Ottawa, le 7 février 2019 – Comparaissant devant le Comité permanent des langues officielles, les sous-ministres des Affaires francophones et de la Formation, des Collèges et Universités, Mme Marie-Lison Fougère et M. George Zegarac, ont confirmé que les décisions de ne plus financer l’Université de l’Ontario français (UOF) et de transférer le Commissariat aux services en français (CSF) n’ont pas été prises, à leur connaissance, par leurs ministères respectifs et qu’aucune étude sur les impacts économiques de l’institution universitaire n’a été faite.

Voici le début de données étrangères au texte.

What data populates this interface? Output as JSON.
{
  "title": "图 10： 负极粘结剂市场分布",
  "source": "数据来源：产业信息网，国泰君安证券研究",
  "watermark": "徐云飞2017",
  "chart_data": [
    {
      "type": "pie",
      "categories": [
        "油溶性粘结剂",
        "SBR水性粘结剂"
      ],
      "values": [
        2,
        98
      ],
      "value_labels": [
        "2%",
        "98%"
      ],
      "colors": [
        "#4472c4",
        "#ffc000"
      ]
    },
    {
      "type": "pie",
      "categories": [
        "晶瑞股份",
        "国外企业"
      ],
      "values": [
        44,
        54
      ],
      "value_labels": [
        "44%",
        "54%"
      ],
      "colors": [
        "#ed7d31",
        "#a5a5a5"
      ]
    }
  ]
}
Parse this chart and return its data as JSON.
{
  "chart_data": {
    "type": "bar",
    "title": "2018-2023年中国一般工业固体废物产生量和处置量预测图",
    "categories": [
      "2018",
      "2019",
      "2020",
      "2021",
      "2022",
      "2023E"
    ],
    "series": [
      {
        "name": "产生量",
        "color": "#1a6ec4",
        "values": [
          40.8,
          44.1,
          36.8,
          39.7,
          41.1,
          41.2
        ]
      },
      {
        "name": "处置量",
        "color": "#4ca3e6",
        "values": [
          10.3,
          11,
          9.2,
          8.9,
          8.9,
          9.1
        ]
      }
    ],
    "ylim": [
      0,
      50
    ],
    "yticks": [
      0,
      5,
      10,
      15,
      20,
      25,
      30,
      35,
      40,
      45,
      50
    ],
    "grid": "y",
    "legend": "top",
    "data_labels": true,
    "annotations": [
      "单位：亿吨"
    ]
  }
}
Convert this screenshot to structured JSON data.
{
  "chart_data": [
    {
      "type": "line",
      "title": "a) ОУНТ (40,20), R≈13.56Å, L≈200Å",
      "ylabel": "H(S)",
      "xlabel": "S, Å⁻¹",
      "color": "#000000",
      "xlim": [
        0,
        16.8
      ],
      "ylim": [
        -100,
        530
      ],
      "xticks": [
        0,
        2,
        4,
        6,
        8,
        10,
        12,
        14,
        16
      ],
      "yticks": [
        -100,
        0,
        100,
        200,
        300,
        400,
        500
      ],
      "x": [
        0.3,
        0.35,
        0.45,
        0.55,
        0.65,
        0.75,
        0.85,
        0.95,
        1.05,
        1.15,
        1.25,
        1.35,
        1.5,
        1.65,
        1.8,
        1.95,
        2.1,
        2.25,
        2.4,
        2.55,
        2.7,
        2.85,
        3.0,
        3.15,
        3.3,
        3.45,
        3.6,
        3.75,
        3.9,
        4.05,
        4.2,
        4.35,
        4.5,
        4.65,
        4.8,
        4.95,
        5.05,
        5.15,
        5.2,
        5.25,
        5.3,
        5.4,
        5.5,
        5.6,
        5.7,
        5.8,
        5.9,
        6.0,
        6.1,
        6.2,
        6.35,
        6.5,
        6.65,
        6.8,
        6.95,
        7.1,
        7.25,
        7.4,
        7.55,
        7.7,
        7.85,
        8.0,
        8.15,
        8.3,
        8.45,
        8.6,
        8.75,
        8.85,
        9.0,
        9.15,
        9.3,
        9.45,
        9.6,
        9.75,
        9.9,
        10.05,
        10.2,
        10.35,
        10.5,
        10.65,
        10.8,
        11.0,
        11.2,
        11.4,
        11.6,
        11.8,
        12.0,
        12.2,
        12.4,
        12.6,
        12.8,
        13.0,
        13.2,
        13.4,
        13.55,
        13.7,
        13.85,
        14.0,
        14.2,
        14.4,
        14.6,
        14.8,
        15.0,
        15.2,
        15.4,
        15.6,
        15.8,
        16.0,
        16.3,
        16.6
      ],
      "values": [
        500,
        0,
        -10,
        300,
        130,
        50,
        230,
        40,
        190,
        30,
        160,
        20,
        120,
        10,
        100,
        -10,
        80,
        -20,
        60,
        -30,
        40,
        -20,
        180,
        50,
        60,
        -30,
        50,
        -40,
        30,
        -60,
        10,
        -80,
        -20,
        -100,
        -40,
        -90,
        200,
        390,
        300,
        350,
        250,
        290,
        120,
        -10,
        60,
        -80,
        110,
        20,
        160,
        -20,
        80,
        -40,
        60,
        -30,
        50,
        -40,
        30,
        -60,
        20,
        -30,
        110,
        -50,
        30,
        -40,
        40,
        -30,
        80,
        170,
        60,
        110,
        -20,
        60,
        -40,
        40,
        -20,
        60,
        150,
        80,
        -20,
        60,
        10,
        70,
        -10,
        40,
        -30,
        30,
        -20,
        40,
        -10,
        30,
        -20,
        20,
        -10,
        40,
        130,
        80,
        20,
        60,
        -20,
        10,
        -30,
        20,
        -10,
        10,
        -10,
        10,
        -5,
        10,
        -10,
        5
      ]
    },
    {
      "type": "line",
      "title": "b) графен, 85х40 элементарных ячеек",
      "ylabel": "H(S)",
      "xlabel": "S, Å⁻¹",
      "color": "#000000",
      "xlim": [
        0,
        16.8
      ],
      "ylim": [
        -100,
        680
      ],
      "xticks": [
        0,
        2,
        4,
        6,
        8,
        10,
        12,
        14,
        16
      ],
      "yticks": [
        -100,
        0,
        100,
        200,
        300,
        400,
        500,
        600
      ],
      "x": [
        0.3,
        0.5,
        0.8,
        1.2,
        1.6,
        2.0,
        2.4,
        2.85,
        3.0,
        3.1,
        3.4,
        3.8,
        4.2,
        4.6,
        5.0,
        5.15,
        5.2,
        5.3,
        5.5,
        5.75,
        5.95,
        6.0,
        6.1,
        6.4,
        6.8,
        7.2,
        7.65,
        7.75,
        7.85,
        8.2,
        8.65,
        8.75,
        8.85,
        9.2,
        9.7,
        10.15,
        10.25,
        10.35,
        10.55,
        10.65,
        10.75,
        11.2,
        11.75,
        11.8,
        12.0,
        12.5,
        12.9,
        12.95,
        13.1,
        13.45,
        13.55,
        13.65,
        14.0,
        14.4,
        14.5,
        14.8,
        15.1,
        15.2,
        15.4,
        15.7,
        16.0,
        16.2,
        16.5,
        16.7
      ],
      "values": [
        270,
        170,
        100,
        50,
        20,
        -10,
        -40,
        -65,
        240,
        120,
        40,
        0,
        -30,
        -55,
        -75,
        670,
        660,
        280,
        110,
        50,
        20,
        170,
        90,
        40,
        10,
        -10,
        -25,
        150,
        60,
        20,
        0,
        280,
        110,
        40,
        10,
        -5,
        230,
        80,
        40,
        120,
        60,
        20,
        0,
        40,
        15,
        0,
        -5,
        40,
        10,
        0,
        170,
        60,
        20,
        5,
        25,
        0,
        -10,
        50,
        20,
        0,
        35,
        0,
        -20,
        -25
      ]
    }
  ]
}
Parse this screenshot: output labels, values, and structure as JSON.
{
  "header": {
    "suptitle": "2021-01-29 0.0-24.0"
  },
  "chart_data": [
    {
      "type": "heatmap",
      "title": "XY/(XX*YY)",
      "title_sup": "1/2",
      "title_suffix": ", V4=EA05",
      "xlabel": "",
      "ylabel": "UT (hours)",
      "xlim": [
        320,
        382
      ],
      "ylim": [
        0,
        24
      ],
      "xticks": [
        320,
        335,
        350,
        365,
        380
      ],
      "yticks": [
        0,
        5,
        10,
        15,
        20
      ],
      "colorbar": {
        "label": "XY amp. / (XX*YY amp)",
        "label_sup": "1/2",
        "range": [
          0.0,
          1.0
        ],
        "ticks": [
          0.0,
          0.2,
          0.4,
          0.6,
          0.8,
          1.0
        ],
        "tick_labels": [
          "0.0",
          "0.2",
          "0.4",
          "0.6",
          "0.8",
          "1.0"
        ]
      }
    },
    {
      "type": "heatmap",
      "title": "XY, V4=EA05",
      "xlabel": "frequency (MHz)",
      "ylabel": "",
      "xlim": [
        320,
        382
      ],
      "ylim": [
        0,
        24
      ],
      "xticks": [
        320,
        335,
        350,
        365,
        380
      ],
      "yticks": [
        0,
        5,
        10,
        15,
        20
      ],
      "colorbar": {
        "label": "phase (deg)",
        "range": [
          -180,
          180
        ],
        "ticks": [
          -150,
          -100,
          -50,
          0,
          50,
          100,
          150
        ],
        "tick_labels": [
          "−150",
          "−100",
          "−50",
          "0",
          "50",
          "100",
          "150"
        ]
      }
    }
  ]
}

« Personne (au sein du gouvernement) ne s’oppose au fait qu’il y a un réel besoin » de programmes postsecondaires en français dans la région de Toronto, a dit M. Zegarac, ajoutant qu’il y a 110 000 étudiant.e.s dans le réseau scolaire francophone et 200 000 en immersion.

À la lueur des témoignages des sous-ministres, ces deux décisions ont été prises sans prendre en compte leur impact sur la communauté franco-ontarienne et que ces choix ont été faits à un niveau supérieur.

« L’Assemblée de la francophonie de l’Ontario (AFO) fait appel aux gouvernements du Canada et de l’Ontario pour entamer des discussions dans les plus brefs délais dans le but d’assurer la vitalité à long terme de l’université et pour lui permettre d’ouvrir ses portes en septembre 2020. Les sous-ministres ont affirmé que la décision était purement financière et non pas contre la communauté franco-ontarienne », a dit le président de l’AFO, Carol Jolin.

Qu’a-t-on appris?

– La sous-ministre des Affaires francophones n’a pas été consultée et n’a pas participé à la décision de transférer le CSF vers le bureau de l’Ombudsman.
– La sous-ministre des Affaires francophones n’a pas accès à des documents démontrant les économies provenant du transfert du CSF vers le bureau de l’Ombudsman.
– Le ministère de la Formation, des Collèges et Universités n’a pas été avisé de la décision de couper le financement de l’UOF avant la présentation de l’énoncé économique.